Major U.S. collecting began with a rush in the 1890s, when a handful of new U.S. millionaires decided, almost as one, to plunge into the art market. They had little experience, but in a time before income taxes, huge spendable resources. They bought widely, and sometimes competitively with one another. In the space of a generation, Andrew Mellon, P.A.B. Widener, Henry Clay Frick, and lesser financial titans transformed the U.S. from a cultural have-not to a treasure house of great art that could rival Europe's best (see color pages).
Most of the early titans bought art as they bought stocks; they were interested only in authenticated masterpieces, the blue-chip established values of culture. Their successors were less lavish of necessity, but no less avid, and often supported American art, as their predecessors did not. Among Author Saarinen's gallery:
¶ J. Pierpont Morgan bought more than $60 million worth of art in the 20 years before his death in 1913, but he was no spendthrift. The same collection today might well command ten times what he paid for it. His Renaissance library is now one of Manhattan's handsomest small museums. Author Saarinen calls the place (36th Street and Madison Avenue) "restrained, not opulent; exquisite, not ostentatious. The East Room is regal with lapis lazuli columns flanking the fireplace and with a Flemish 16th century tapestry above it. What unconscious impulse of guilt or pride determined the choice of this particular weaving? It represents The Triumph of Avarice, and it includes one vandal stealing leaves of an illuminated manuscript."
¶ Mrs.
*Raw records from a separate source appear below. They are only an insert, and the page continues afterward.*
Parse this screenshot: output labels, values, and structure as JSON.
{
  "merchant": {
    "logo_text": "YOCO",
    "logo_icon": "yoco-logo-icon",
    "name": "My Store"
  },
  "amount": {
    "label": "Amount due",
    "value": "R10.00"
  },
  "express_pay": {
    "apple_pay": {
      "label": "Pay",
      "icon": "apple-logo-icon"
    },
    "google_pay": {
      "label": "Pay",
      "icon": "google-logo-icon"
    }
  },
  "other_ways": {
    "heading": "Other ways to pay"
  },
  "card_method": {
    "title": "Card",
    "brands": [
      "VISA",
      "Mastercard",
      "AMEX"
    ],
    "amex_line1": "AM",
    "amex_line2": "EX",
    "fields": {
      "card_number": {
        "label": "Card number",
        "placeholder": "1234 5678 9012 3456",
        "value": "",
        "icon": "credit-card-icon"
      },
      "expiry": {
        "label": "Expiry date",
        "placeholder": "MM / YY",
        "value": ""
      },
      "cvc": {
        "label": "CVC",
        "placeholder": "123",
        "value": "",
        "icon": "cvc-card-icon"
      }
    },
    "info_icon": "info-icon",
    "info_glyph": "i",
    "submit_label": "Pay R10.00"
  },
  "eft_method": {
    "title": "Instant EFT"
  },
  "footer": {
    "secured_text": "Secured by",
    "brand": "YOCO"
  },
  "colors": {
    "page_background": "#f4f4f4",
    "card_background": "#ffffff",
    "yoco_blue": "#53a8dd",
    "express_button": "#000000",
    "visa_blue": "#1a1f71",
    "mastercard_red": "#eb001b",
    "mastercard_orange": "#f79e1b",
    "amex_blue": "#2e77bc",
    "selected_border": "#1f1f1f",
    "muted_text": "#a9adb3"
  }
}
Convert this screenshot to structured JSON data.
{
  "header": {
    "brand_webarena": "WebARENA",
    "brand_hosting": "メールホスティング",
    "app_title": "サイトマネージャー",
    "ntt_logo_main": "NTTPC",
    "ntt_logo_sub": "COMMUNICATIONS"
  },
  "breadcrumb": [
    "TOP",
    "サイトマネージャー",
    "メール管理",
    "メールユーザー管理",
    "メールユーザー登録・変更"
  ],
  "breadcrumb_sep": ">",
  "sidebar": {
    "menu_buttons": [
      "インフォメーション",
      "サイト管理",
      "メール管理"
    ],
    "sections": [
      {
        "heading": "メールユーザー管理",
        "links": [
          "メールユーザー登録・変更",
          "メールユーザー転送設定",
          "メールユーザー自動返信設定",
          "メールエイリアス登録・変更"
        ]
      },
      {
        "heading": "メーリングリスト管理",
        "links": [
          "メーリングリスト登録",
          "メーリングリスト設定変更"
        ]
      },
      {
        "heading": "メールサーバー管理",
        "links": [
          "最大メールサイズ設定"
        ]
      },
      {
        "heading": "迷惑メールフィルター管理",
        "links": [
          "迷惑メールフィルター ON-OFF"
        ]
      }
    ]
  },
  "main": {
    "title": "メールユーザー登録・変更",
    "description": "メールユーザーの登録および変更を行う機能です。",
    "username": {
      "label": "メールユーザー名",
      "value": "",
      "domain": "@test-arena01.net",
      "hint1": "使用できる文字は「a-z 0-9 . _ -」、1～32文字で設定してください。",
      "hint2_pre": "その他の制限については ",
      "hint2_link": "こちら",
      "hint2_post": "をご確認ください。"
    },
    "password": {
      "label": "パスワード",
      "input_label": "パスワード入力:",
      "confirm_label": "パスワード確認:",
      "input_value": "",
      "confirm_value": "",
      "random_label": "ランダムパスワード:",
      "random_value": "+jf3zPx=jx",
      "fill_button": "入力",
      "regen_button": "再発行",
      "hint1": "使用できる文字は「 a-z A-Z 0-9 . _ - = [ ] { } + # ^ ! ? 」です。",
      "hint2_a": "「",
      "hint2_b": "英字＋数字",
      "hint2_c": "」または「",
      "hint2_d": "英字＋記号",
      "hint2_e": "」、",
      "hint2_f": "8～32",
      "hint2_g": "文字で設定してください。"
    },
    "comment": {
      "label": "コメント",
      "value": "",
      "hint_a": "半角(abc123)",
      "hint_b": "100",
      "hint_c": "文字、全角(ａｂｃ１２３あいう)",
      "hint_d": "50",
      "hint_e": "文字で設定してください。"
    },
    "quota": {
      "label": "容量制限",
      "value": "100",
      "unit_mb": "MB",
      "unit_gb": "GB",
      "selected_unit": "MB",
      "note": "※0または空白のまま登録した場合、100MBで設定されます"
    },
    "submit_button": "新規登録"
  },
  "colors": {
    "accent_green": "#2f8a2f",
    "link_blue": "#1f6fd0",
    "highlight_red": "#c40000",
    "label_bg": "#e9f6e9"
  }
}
Potter Palmer, was among the first to bring impressionist painting to America (in the 1890s) on the advice of a social equal who happened to be a great painter besides: Mary Cassatt. The wife of a millionaire Chicago hotelman and financier, Mrs. Palmer ruled wherever she chose to go: Newport, Paris, Rome. Invited to a party for the Infanta Eulalia of Spain, she firmly declined: "I cannot meet this bibulous representative of a degenerate monarchy." James McNeill Whistler remembered Rome as "a bit of an old ruin alongside of a railway station where I saw Mrs. Potter Palmer." But her picture-crammed castle ("English Gothic of the square-headed variety") on the shore of Lake Michigan in Chicago was Mrs. Palmer's favorite seat. "Adieu" she would tell friends in Paris. "I must go back to Chicago to give the Charity Ball."